You have probably seen with the new
kind of ticker that the cable news networks have become fond of showing on the
bottom of the screen. It used to be news
headlines. Now it is their live Twitter
feed. I wonder what this says about the
famous firewall between the content and the business sides of the news
media. The headlines had real
value. The Twitter feeds get better
ratings. They stimulate the social impulses
that we all have in the depths of our primitive brains. On the other hand, the news headlines feed
the modern analytical, knowledge-seeking brain – which is quick to fatigue and
get bored. Knowledge is hard. Gossip is
juicy.
This has not only taken over the
ticker. Many news shows now have a segment
dedicated to reporting on what is trending on Twitter. Twitter trends, instead of just quantifying
what is being talked about, have become the subject of the discussion itself.

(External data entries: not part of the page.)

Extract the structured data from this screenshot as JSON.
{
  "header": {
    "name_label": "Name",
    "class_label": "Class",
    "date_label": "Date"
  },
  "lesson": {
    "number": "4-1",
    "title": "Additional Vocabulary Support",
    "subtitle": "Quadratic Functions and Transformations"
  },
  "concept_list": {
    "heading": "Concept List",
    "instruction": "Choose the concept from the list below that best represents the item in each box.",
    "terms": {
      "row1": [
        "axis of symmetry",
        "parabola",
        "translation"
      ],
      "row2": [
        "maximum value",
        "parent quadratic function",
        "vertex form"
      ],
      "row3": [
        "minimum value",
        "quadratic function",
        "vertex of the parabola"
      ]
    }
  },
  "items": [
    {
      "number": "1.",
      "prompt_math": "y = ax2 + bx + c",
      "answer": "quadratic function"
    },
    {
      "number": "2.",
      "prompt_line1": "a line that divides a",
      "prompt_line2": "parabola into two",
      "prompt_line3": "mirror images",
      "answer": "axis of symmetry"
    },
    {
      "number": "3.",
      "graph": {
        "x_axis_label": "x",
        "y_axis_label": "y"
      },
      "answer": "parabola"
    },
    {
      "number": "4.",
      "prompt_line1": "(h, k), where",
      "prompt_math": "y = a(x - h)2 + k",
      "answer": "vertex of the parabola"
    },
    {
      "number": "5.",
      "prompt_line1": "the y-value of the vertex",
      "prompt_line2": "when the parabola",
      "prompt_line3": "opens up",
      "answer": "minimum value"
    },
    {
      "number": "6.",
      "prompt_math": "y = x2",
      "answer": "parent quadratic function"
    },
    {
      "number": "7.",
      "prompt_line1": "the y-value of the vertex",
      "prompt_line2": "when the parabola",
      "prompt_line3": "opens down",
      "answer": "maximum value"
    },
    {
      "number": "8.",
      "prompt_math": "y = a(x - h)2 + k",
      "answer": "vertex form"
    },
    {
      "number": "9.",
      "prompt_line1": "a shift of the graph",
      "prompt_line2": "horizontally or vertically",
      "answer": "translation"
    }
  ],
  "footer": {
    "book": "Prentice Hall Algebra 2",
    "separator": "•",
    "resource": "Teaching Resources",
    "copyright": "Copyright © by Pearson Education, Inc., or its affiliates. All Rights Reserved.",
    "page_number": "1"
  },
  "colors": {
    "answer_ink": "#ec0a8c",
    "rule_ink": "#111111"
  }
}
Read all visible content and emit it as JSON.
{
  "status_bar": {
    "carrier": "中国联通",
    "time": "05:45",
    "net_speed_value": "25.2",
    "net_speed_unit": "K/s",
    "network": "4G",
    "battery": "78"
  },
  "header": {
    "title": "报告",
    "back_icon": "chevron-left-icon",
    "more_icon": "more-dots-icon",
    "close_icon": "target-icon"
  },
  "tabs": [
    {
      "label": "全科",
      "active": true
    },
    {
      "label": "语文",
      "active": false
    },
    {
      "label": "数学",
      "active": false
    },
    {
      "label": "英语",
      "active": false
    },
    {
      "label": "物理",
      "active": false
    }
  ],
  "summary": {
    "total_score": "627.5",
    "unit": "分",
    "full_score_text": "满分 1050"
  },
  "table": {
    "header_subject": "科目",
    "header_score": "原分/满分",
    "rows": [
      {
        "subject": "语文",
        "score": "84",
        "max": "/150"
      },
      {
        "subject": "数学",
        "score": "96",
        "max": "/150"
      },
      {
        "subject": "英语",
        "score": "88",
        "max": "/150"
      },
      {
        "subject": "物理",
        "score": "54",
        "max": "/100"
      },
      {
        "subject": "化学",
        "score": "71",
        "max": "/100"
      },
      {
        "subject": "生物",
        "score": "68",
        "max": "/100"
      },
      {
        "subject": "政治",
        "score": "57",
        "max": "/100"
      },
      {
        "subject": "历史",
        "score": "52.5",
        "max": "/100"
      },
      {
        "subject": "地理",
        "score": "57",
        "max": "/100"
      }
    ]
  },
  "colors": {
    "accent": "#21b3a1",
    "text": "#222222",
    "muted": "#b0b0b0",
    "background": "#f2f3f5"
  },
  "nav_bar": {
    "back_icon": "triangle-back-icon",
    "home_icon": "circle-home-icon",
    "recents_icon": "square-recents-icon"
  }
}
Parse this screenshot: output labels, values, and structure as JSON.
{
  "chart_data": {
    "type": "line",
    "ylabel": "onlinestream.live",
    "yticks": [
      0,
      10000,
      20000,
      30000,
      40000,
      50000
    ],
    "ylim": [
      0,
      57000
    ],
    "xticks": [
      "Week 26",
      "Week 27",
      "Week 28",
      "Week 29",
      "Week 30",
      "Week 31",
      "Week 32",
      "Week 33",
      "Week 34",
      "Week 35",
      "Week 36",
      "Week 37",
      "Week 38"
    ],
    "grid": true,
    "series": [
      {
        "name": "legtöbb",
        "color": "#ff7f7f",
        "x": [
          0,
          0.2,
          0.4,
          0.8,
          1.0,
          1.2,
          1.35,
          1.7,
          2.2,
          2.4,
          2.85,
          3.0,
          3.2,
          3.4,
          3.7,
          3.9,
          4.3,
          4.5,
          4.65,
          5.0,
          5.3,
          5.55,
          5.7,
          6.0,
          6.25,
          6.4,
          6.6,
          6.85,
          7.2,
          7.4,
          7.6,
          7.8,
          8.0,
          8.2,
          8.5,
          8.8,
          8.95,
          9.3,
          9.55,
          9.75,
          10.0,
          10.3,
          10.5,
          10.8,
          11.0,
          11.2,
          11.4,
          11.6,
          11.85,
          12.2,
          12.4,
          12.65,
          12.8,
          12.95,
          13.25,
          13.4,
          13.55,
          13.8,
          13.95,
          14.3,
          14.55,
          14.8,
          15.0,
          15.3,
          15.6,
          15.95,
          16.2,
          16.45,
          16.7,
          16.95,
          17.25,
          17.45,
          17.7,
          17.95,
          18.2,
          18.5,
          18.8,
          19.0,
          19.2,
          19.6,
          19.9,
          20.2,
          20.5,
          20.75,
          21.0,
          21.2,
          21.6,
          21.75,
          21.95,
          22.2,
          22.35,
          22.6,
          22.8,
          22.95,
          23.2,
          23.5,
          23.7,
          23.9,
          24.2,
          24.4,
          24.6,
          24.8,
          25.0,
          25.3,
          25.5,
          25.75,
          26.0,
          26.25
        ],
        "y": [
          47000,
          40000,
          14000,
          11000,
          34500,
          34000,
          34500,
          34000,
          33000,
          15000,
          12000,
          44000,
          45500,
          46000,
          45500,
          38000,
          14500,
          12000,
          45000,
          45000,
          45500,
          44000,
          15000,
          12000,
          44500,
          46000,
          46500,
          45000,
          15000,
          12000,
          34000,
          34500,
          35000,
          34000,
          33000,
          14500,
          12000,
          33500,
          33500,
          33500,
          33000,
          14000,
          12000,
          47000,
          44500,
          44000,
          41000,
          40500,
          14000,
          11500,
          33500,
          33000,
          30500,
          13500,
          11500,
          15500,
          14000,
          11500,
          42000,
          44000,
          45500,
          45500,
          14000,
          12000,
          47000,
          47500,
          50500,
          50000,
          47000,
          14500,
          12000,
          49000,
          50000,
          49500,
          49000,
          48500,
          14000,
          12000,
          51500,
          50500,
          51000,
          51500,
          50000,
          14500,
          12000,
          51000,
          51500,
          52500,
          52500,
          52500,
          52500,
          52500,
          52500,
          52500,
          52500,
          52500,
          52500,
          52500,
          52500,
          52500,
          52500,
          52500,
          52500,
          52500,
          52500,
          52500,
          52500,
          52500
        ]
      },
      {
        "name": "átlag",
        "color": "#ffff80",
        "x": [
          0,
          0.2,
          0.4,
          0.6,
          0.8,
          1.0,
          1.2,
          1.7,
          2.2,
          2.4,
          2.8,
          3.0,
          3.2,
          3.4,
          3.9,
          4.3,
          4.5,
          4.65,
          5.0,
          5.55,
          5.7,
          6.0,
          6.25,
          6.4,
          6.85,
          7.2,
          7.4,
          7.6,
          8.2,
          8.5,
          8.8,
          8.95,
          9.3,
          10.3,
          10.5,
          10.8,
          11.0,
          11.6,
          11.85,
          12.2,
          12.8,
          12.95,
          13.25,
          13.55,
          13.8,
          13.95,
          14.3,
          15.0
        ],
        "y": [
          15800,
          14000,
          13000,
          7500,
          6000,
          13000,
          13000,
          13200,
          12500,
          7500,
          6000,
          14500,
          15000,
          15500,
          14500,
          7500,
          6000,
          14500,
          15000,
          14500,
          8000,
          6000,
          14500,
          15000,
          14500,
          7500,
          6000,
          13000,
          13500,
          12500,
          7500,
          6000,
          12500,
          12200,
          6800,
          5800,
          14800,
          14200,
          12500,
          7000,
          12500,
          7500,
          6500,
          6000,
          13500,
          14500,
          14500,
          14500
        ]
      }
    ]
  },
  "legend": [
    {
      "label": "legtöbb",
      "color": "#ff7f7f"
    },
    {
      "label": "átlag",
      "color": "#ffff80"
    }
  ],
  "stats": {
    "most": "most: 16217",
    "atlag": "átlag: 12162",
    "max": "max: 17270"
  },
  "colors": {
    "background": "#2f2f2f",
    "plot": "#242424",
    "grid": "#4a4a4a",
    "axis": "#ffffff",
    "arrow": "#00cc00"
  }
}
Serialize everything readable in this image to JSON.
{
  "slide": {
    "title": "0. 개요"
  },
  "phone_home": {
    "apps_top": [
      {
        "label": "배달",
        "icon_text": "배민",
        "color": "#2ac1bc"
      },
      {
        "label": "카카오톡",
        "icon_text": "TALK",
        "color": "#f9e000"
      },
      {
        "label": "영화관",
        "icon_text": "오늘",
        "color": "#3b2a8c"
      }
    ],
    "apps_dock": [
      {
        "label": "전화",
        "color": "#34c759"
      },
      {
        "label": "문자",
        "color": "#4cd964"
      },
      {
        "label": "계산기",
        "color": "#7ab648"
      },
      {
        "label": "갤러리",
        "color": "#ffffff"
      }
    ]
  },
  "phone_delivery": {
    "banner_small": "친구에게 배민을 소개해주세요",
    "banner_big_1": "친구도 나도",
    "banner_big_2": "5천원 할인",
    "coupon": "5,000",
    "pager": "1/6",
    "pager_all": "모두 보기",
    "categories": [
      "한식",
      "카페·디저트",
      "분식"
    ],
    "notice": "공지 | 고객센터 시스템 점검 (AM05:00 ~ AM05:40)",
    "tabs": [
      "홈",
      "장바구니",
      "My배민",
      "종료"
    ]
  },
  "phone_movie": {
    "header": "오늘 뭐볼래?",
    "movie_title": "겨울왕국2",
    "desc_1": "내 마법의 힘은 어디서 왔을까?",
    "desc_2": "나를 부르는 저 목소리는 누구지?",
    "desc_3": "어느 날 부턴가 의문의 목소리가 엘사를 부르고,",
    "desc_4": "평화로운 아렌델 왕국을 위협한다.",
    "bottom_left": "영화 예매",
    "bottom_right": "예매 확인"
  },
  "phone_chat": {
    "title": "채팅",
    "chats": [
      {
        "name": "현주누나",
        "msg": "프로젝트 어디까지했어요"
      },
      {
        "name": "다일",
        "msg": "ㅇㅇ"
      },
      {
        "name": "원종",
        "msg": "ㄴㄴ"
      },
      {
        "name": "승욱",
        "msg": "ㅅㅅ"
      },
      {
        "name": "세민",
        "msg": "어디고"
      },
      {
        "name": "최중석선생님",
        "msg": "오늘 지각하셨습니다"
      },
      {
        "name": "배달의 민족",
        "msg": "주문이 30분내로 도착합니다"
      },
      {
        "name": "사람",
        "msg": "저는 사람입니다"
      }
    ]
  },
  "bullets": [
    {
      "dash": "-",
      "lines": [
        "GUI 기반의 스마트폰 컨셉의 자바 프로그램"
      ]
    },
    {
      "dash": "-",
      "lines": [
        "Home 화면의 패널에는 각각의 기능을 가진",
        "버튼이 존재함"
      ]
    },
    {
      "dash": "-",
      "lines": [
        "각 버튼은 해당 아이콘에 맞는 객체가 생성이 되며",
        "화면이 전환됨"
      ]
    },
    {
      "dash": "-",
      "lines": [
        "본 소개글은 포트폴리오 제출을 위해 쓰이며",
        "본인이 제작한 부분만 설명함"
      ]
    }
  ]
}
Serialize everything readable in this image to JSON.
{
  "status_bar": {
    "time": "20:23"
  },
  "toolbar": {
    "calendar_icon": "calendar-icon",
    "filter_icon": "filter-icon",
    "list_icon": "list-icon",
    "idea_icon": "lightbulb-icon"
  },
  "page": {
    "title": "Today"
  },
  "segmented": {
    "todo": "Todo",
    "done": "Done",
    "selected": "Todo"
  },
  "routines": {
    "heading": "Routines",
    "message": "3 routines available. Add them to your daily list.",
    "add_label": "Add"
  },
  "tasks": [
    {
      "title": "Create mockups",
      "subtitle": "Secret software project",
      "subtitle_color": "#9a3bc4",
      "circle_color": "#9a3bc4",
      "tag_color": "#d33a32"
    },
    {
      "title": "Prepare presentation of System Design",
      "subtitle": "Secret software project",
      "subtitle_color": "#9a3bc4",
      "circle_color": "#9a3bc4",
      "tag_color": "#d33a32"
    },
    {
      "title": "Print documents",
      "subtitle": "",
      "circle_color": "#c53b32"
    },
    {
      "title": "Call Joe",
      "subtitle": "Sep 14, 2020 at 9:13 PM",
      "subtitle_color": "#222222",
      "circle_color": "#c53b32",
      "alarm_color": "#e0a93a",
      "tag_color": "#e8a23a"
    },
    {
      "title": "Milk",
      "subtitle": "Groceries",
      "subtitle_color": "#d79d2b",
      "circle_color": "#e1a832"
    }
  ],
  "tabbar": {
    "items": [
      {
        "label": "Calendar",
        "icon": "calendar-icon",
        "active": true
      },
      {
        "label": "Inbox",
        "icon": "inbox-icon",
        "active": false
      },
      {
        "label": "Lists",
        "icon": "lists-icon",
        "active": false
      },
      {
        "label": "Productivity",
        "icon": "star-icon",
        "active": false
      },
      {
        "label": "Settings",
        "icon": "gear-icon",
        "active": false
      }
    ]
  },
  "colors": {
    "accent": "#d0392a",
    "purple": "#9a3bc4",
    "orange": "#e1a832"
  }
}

So why am I bringing this up
today? I heard about a very subtle but
insidious trick that has been used to rig elections in places such as Russia
and Mexico. These could easily be used
here as well.
Let’s say we are in the run-up to
an important election. At some point,
the media is bound to report on which candidate is trending higher on
Twitter. There was even a recent study
that found Twitter volume was a better predictor of the winner of elections
than the official polls are. In the
cases that were uncovered (and probably many that went uncovered), Twitter bots
were programmed to post random (but human-sounding) tweets about one
candidate. This is not too hard. You could but random constructions together
in the form of “I liked what Joe said about taxes/education/guns/healthcare/etc.
today/last night/yesterday/etc.” All
kinds of combinations works and when you only have 140 characters you don’t
expect much detail anyway. Thousands of
these get sent out from hundreds of fake accounts. At first, just the people following the
candidate’s hashtag see them. But when the media picks up on it, it becomes
a self-fulfilling prophecy. The media
tells the world (or at least the voting region) that Joe is skyrocketing on
Twitter. The subconscious desire to find
agreement with our social group makes us all give Joe a second look. “Hey, maybe he is better than I thought !!” This isn’t going to get a crazy radical
elected, but it could certainly change the election by 5-10%, which is the
margin of most contested elections.
The same tactic has been used to overload
a Congressional office. If your local
Representative gets 10,000 tweets/emails/Facebook posts all in favor of one
policy or another, he/she is going to think twice about voting against it. They all seem to be coming from different
accounts, even if they are all bots. If
he/she wants to get re-elected, well, you know the rest.
This doesn’t just bother me in the
way that user experience problems do. This scares me. We already have enough losers in
government. This could make it much worse.